Und täglich grüsst der Einzelfall
Im Sommer 2015 verschickt ein anonymer Informant Hinweise auf schwerwiegende Unregelmässigkeiten im ERZ. Zeitgleich listet eine Untersuchung der Finanzkontrolle deftige Tatbestände auf: Kreditüberschreitung, Aktenvernichtung, bewusste Falschbuchungen und Vergabefilz sind die Themen. Departementsvorsteher Leutenegger gibt eine Administrativuntersuchung in Auftrag, deren Ergebnis ein Dreivierteljahr später in einer lendenlahmen Ermahnung des Direktors, einem überschwänglichen Lob der ERZ-Errungenschaften und einer Weisswaschung der politischen Führung endet. Der Bericht selbst bleibt unter Verschluss und die gemeinderätliche Stadtratsentourage mimt mit Ausnahme der AL Erleichterung.
Im Oktober 2016 wendet sich erneut ein Informant an die politische Öffentlichkeit und weist auf Missstände in den Werkstattbetrieben und auf Führungsversagen hin. Zusätzlich entdeckt die Finanzkontrolle über 40 fehlende Kreditabrechnungen. Der Stadtrat rüffelt das ERZ scharf, führt aber den entsprechenden Stadtratsbeschluss nicht in der Mittwochsmedienmitteilung auf. Parallel zwingt der Stadtrat den Gebührenraubritter Pauli, die Verbuchungspraxis für Kanalsanierungen vom Unterhalt auf Investition zu ändern, was nochmals 34 Millionen Franken in die Spezialreserve des ERZ spült. Auch hierüber informiert der Stadtrat die Öffentlichkeit nicht.
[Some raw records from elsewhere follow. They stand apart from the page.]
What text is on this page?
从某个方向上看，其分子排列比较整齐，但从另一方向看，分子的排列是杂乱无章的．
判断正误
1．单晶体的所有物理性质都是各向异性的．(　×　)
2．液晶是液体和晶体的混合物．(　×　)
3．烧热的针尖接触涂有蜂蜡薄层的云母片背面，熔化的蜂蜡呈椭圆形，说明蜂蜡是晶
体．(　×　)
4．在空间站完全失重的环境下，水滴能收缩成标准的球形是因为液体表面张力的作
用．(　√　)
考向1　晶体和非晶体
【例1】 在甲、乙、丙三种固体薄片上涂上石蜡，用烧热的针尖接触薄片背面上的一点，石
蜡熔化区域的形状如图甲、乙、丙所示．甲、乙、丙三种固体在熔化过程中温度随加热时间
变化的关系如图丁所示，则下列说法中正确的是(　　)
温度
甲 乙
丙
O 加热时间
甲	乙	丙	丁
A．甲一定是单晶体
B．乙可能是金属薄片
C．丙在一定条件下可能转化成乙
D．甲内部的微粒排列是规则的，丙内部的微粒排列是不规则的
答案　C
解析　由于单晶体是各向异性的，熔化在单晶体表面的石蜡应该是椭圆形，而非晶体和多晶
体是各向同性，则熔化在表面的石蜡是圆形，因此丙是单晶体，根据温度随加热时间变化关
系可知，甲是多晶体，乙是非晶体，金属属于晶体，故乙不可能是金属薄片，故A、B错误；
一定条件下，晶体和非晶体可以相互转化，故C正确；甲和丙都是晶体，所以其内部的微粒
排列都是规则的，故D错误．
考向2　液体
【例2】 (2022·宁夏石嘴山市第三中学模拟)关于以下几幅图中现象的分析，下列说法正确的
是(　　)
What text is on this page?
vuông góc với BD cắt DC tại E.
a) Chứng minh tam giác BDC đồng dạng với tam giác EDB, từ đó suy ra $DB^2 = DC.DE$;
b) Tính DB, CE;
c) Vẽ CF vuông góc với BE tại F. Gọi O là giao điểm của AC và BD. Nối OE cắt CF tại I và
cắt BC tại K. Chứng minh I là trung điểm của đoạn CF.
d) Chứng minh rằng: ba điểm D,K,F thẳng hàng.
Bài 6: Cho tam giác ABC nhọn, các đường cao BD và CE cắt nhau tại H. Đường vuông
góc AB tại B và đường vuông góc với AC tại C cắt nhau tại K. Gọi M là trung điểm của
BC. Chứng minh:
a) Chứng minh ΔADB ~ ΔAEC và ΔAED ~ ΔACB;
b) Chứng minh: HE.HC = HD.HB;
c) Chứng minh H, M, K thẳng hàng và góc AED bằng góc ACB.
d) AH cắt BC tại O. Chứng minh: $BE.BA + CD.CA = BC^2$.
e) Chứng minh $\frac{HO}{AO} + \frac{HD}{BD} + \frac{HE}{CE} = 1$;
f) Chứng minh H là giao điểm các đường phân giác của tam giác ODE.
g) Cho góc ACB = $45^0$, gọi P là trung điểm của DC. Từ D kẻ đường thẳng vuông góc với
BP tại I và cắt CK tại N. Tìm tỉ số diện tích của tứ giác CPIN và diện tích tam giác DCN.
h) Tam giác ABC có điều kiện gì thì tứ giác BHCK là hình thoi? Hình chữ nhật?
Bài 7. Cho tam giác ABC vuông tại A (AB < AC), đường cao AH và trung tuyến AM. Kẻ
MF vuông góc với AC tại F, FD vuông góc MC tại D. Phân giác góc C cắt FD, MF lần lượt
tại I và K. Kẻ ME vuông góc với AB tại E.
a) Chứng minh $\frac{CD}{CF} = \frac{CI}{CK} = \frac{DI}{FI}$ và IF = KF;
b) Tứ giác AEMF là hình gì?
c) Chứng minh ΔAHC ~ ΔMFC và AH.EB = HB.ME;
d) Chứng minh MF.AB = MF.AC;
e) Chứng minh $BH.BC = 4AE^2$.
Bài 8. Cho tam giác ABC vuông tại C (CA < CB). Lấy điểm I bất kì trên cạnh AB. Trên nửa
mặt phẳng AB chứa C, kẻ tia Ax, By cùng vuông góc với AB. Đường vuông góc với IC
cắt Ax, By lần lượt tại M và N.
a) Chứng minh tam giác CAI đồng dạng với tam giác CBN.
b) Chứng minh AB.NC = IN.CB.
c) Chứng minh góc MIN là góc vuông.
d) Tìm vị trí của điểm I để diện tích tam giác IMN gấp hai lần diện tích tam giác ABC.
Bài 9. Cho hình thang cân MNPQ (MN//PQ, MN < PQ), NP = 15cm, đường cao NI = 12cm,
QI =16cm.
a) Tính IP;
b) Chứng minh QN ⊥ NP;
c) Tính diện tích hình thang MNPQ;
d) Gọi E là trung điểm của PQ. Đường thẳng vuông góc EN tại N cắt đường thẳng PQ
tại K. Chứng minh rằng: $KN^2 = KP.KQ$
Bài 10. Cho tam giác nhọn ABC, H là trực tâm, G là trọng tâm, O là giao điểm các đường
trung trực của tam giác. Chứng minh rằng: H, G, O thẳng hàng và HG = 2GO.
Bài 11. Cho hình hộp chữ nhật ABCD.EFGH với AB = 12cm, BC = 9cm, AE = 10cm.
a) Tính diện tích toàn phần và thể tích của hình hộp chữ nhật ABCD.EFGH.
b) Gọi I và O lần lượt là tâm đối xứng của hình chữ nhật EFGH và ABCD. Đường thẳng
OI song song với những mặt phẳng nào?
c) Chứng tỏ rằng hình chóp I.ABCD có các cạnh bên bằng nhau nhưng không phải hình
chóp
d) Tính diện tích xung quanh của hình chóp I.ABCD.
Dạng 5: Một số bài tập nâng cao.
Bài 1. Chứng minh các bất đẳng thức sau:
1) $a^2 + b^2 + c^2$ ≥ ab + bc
Stadtrat Leutenegger schaltet in den Panikmodus
Nach Bekanntwerden eines allenfalls widerrechtlich beschafften Dienstwagens, wendet sich Stadtrat Leutenegger kurzzeitig vom seinem Tagesgeschäft wie dem Retten einzelner Bäume oder dem eigenhändigen Ausreissen von Neophyten ab und den Führungsfragen in seinem Departement zu. Er stellt schwere Enttäuschung bei sich selbst über den renitenten Pauli fest, stellt diesen frei und verkauft dessen Dienstwagen. Kaum ist der oberste ERZ-Chef weg, tanzen die Mäuse und singen ein Lied von weiteren Ungereimtheiten im Hause: Schwarze Kassen, Erholungsoasen, Probleme mit dem Tochterbetrieb Bossard AG und mit weiteren Beteiligungen sowie der exklusive Wohnort des Ex-Direktors werden in wirrem Kunterbunt in den Medien breitgetreten. Leuteneggers Medienstelle befeuert den Medienzirkus unter dem Titel der Transparenz laufend mit neuen Enthüllungen, bis der Gesamtstadtrat am letzten Freitag eingreift.
So geht es nicht!
Der Gemeinderat hat die Aufsichtsfunktion über die Verwaltung. Darum leisten wir uns eine GPK und eine RPK als ständige Kommissionen, deshalb beschreiben Gemeindeordnung und Geschäftsordnung ausführlich das Instrument der parlamentarischen Untersuchungskommission (PUK). Der Stadtrat ist schlecht beraten, dieses Instrument durch eine Schnellschuss-Vergabe einer eigenen Untersuchung zu konterkarieren. Der Gemeinderat darf sich seinerseits durch diese Stadtratsuntersuchung in seiner Entscheidung nicht beeinflussen lassen. Tut er das, macht er sich bei allen zukünftigen PUK-Diskussionen erpressbar.
Zudem muss sich der Departementsvorsteher im TED auf seine Führungsfunktion zurückbesinnen und im ERZ die aktuell nötigen und dringenden Beschlüsse aufgleisen. Den Stellvertreter zum interimistischen Chef zu machen und eine Ausschreibung des Direktorpostens anzukündigen, ist ungenügend und birgt die Gefahr, dass zukünftige Untersuchungen nicht mehr viel Material zum Untersuchen vorfinden werden. Es gibt keinen Skandal Pauli, es gibt einen Skandal ERZ und einen der langjährig vernachlässigten Aufsichtspflicht des Stadtrates.